The book provides a very hands-on approach to PDI. True to its title as a cookbook, the book divides all information into handy recipes that show you – in a very practical way – an no fuss example of the problem and solution. All recipes follow the same schema:

  • state the problem,
  • create a transformation or job in PDI to solve the problem,
  • and after that, provide a detailed explanation of what just happened and explain potential pitfalls

The book covers every potential area, from database input and output to text-files, XML and Big-Data access (Hadoop and MongoDB). After the basic Input and Output tasks, the book explores the various flow control and data lookup options PDI offers. It also ventures beyond ordinary ETL tasks by showing how PDI integrates with Pentaho Reporting and the Pentaho BI-Server. If you want it even more advanced than that, the book also covers how to read and manipulate PDI transformations as XML files or read them from databases.

The book’s examples stay simple and practical and when used in conjunction with the downloadable content, are easy to follow.

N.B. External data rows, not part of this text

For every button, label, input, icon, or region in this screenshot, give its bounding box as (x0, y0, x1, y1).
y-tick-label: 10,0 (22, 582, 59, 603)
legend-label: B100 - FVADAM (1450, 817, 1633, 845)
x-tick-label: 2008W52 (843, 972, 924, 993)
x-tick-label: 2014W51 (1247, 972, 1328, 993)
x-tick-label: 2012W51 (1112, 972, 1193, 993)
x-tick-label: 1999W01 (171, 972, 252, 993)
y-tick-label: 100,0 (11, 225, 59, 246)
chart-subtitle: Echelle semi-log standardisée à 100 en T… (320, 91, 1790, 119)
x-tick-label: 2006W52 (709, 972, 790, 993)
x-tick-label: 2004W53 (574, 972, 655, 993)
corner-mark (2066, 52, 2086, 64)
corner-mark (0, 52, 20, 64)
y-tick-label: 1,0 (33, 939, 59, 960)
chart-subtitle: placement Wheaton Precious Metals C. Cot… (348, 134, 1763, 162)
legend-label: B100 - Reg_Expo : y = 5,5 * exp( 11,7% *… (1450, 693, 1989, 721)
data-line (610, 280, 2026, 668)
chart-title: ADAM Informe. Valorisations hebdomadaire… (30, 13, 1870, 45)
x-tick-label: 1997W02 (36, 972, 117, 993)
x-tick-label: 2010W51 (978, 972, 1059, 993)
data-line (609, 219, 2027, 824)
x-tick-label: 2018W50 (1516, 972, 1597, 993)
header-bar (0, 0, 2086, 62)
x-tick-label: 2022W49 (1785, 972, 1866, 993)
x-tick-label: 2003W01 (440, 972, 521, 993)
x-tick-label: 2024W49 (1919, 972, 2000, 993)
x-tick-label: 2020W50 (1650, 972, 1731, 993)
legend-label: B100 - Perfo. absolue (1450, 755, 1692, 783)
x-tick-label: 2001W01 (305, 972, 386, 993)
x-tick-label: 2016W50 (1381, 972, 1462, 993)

If you worked with ETL tools before or have at least a basic understanding of how to get data in and out of databases and computer systems, you will find this book an valuable companion that answers your questions quickly and completely.

The book is a bit sparse on screen shots, which makes it more difficult to follow the examples without the accompanying downloads. If you run PDI in a non-English environment, I would thus recommend to switch it to English first, so that the label texts align with the books description.

The authors focus on solving practical tasks at hand and keeps that focus through the whole book. For a reference book, this is a perfect set up and I enjoyed the fact that you can jump directly to the correct chapter simply by reading the headings in the Table of Contents.

In conclusion, this book is great for practitioners who need a quick reference guide and need solutions to solve their starting problems with PDI. If you are familiar with ETL from other tools, then this book gets you started in no time at all.

If you are both new to PDI and data warehousing in general, make sure to read this book in conjunction with general introductory books on Data Warehousing or ETL, like Ralph Kimbals The Data Warehouse ETL Toolkit or Matt Caster’s and Roland Bouman’s Pentaho Kettle Solutions.